It helps that the script is spoken beautifully by the cast, especially Martin Barrass whose dry northern accent and endless enthusiasm makes him a moving narrator.
The play opens on a divided Bolton community. Brothers Ted (Mark Letheren) and Jim (Curtis Cole) are alienated by shortages of paid employment and the latter’s political beliefs. The relationship between husband and wife Alf (Huw Higginson) and Hilda (Susan Twist) is strained by their inability to cope with their mutual grief over the loss of their son in World War One.
The play explores how the journey of Bolton Wanderers and their victory in, the FC Cup Final in 1923 helps to ease the tensions in the area even though it does put at risk the relationship between Ted and his fiancé Martha (Naomi Radcliffe) as their marriage ceremony is scheduled for the day of the match.
Subtle production values generate a calming, at times reflective, atmosphere that ensures the play does not, despite the exciting subject matter, slip into melodrama. The subdued lighting of Brent Lees gives an autumnal feel to the opening of the play and gradually warms to move into spring. The understated piano backing of Arun Ghosh brings out the melancholy of the characters.
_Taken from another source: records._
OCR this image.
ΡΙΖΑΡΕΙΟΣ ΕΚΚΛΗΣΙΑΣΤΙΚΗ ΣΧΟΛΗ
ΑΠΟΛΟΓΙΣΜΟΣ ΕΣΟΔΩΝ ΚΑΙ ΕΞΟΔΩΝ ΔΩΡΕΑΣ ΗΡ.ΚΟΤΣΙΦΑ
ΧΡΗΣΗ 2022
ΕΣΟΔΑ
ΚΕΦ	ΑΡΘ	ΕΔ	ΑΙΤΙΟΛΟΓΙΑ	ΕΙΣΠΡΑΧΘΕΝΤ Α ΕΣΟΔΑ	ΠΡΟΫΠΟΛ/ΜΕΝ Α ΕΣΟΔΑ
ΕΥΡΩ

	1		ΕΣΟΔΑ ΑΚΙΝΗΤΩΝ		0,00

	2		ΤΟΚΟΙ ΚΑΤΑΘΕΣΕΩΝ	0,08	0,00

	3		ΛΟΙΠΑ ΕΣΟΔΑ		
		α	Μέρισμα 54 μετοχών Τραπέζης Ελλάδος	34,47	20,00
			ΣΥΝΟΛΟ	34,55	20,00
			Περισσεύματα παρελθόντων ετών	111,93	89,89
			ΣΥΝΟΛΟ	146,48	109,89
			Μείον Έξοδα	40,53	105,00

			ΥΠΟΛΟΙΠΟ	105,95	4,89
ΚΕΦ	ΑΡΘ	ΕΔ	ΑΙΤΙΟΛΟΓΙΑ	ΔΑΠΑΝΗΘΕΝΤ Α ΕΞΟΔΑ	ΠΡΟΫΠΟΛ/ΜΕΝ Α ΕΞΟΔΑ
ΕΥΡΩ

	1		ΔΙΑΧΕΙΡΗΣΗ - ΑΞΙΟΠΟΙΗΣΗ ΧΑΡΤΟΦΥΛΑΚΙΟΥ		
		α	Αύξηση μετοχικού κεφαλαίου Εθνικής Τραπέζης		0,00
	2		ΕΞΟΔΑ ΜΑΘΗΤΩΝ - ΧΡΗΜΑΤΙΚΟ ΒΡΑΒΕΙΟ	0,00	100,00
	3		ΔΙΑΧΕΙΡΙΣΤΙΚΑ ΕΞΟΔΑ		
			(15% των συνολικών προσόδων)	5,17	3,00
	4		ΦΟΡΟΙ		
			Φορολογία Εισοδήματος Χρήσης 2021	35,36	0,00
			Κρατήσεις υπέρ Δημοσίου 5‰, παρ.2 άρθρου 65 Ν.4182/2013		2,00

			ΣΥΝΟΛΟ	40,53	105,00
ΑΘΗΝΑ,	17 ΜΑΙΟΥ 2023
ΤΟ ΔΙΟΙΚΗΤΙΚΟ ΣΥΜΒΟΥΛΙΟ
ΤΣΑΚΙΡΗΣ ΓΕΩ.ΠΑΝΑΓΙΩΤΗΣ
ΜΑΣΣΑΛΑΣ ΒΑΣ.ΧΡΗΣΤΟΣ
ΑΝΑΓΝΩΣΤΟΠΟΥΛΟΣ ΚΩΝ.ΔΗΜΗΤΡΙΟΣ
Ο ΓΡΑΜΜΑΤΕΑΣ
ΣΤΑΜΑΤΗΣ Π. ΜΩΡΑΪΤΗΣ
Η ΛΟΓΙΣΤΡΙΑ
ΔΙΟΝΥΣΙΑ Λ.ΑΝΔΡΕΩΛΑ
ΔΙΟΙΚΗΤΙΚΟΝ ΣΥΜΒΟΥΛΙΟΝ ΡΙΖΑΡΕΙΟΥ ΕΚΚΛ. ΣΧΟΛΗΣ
Although the writers are able to evoke the power of football (even to non-fans) they are less successful in creating the characters. Martha is played largely for comic effect and does not do justice to the character’s Christian beliefs. Jim’s communist doctrines sound like they have been learned by rote. But the characters of Alf and Hilda are fully rounded.
Twist convinces as a woman who learns how to fill the void created by her lost son. She is ably matched as it is heart-warming to watch Higginson allow the deeply wounded Alf to open himself up to the possibility of enduring his loss and experiencing life to the full. There are excellent jokes throughout the script particularly at the expense of anyone unfortunate enough to come from Yorkshire.
Former artistic director Mark Babych returns to the Octagon to deliver a wonderfully textured piece of work that never fails to entertain. The dramatic opening monologue is delivered in the style of Shakespeare’s Henry V and is followed by a terrific clog dance choreographed by Catherine Kinsella. One of the matches is represented in the style of a silent movie complete with flickering subtitles.
In practical terms, say easing unemployment, the outcome of the match changes nothing and life continues for the characters as it had before. There is, however, the feeling that things have somehow got a bit better.
And Did Those Feet certainly has that feel-good effect and leaves the audience feeling much happier and even moved by the experience, which, these days, is quite an achievement.